Lemat changing the status of this bug back to "fixed" when posting comment #13 was weird.

Comment 19 Karsten Bräckelmann 2011-10-27 02:05:06 UTC

(In reply to comment #18)
> I think in the absence of enough other rules to accumulate to push an email
> over the threshold, it makes plenty of sense to use a blacklist with a single
> rule that alone is over the threshold.  Not an ideal situation, but if it's
> your only way to effectively block spam, and you can do it without causing a
> problematic false positive rate, go for it.

If $admin does it on his server, and knows the blacklist, sure. If you are publishing rules for others, your responsibilities are much greater.

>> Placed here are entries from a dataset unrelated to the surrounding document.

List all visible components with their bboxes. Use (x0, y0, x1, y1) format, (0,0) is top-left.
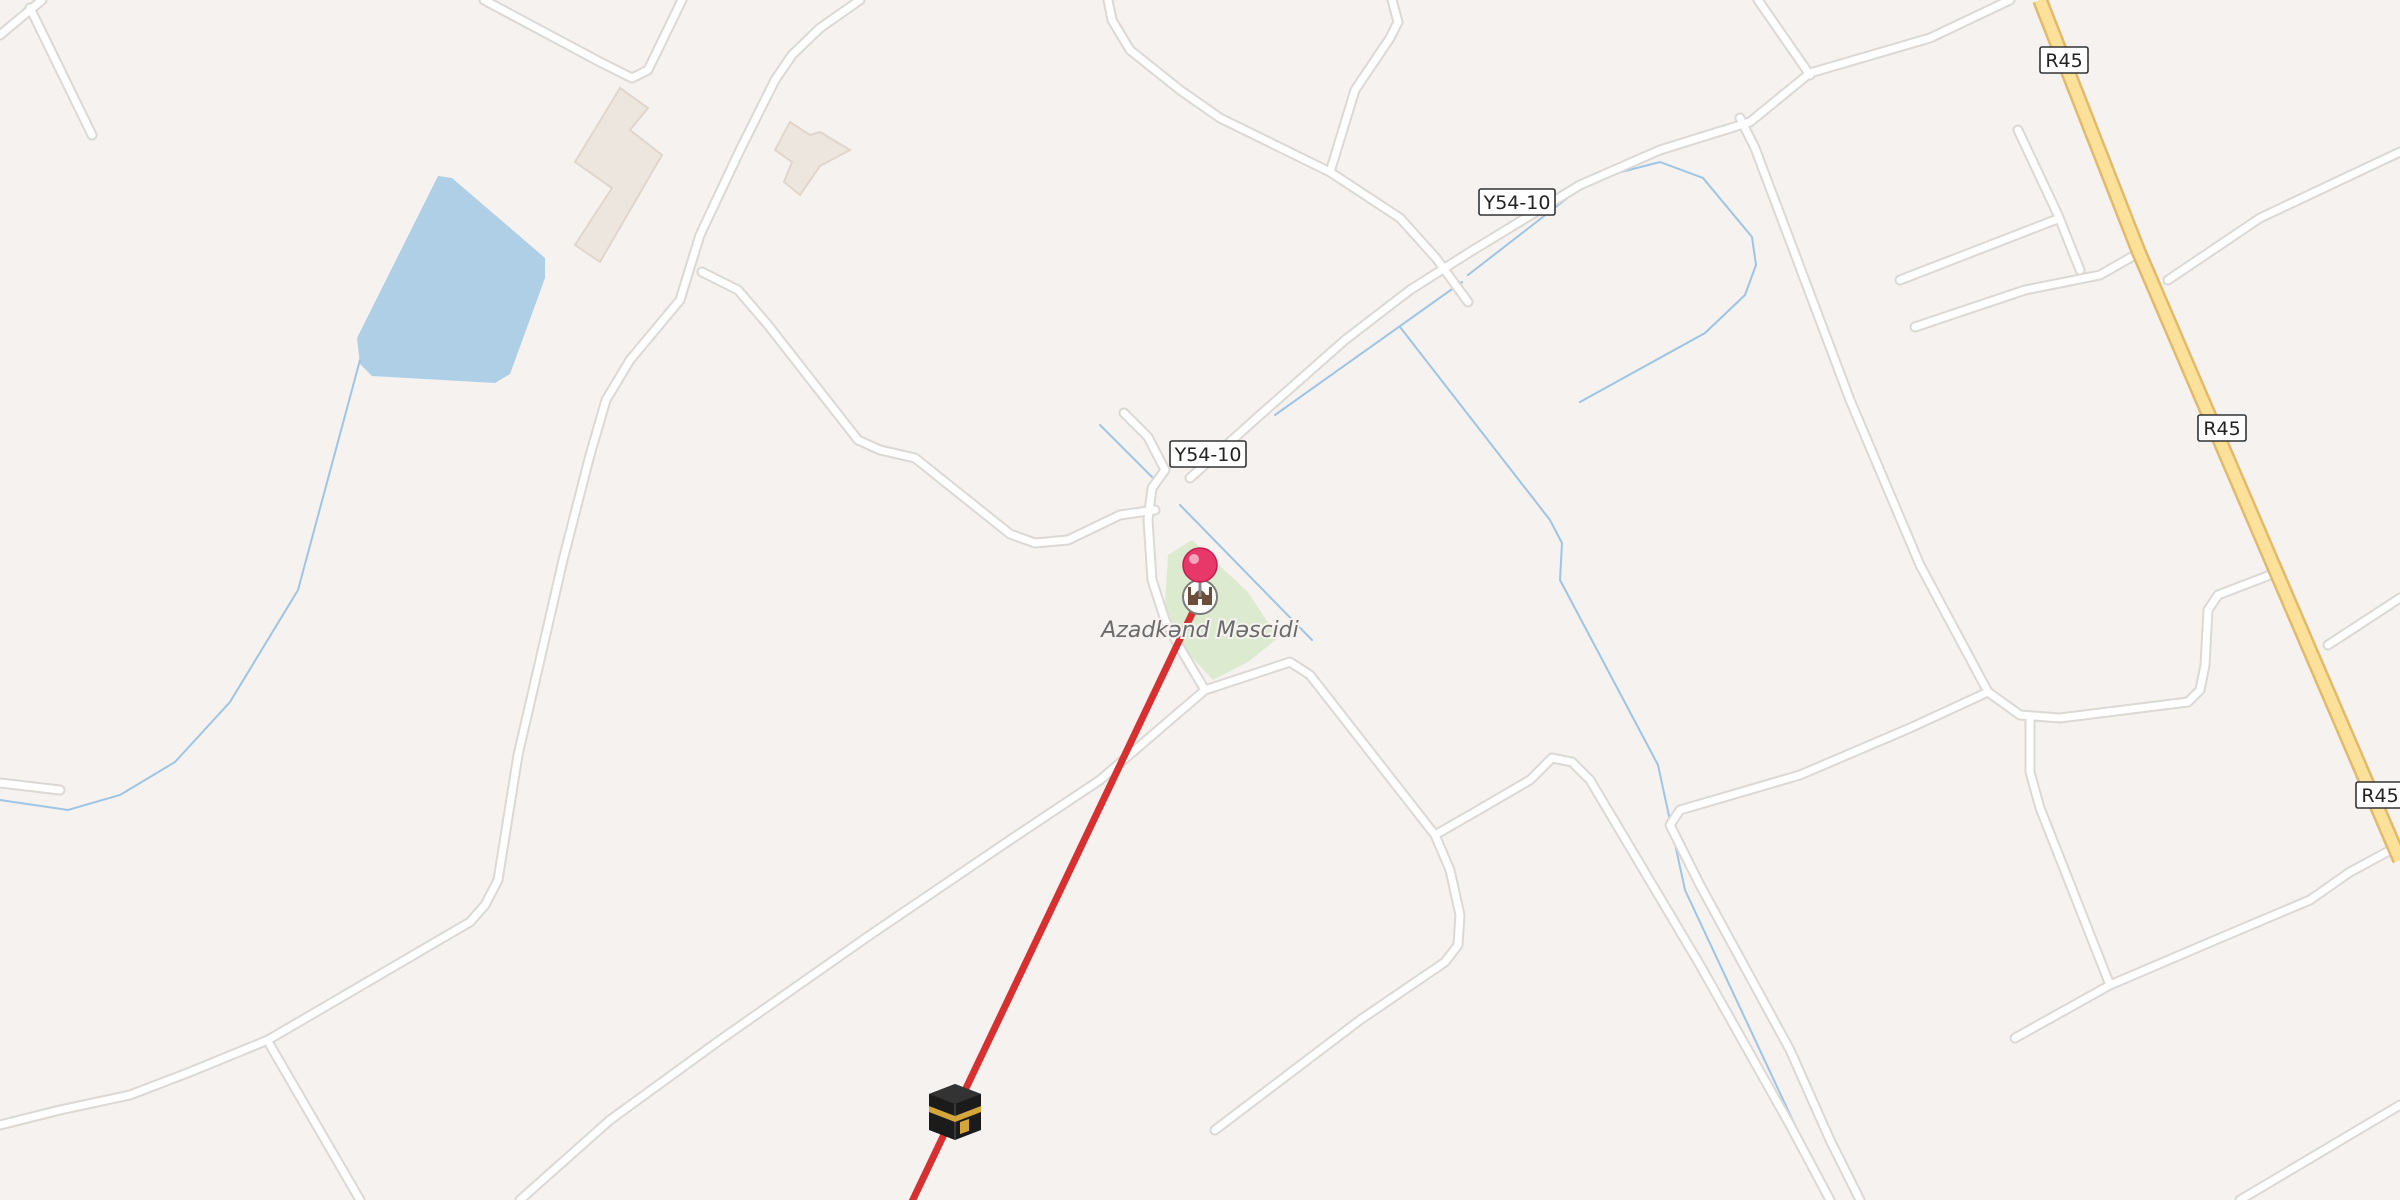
building (573, 86, 664, 264)
svg-text:Y54-10: Y54-10 (1174, 444, 1242, 466)
map-canvas[interactable]: Y54-10 Y54-10 R45 R45 R45 Azadkənd Məsci… (0, 0, 2400, 1200)
svg-text:R45: R45 (2203, 418, 2240, 440)
building (773, 120, 853, 197)
svg-text:Y54-10: Y54-10 (1483, 192, 1551, 214)
lake (357, 176, 545, 383)
kaaba-icon[interactable] (929, 1084, 981, 1140)
svg-text:R45: R45 (2361, 785, 2398, 807)
road-shield-r45: R45 (2039, 46, 2089, 74)
svg-text:R45: R45 (2045, 50, 2082, 72)
road-shield-y54-10: Y54-10 (1169, 440, 1247, 468)
road-shield-r45: R45 (2197, 414, 2247, 442)
poi-label[interactable]: Azadkənd Məscidi (1097, 616, 1300, 645)
road-shield-y54-10: Y54-10 (1478, 188, 1556, 216)
map-layer: Y54-10 Y54-10 R45 R45 R45 Azadkənd Məsci… (0, 0, 2400, 1200)
road-shield-r45: R45 (2355, 781, 2400, 809)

Also, again, this is about SCORING, thus pushing the score above the SA default threshold of 5. Aiming at 15 or 20 is something different.

classified spam != SMTP reject

> Lemat changing the status of this bug back to "fixed" when posting comment #13
> was weird.

Dunno how that happened, but keeping a bug open in the browser and reloading (without shift) is prone to keep the drop-down boxes' state -- and thus reverting changes with the next comment.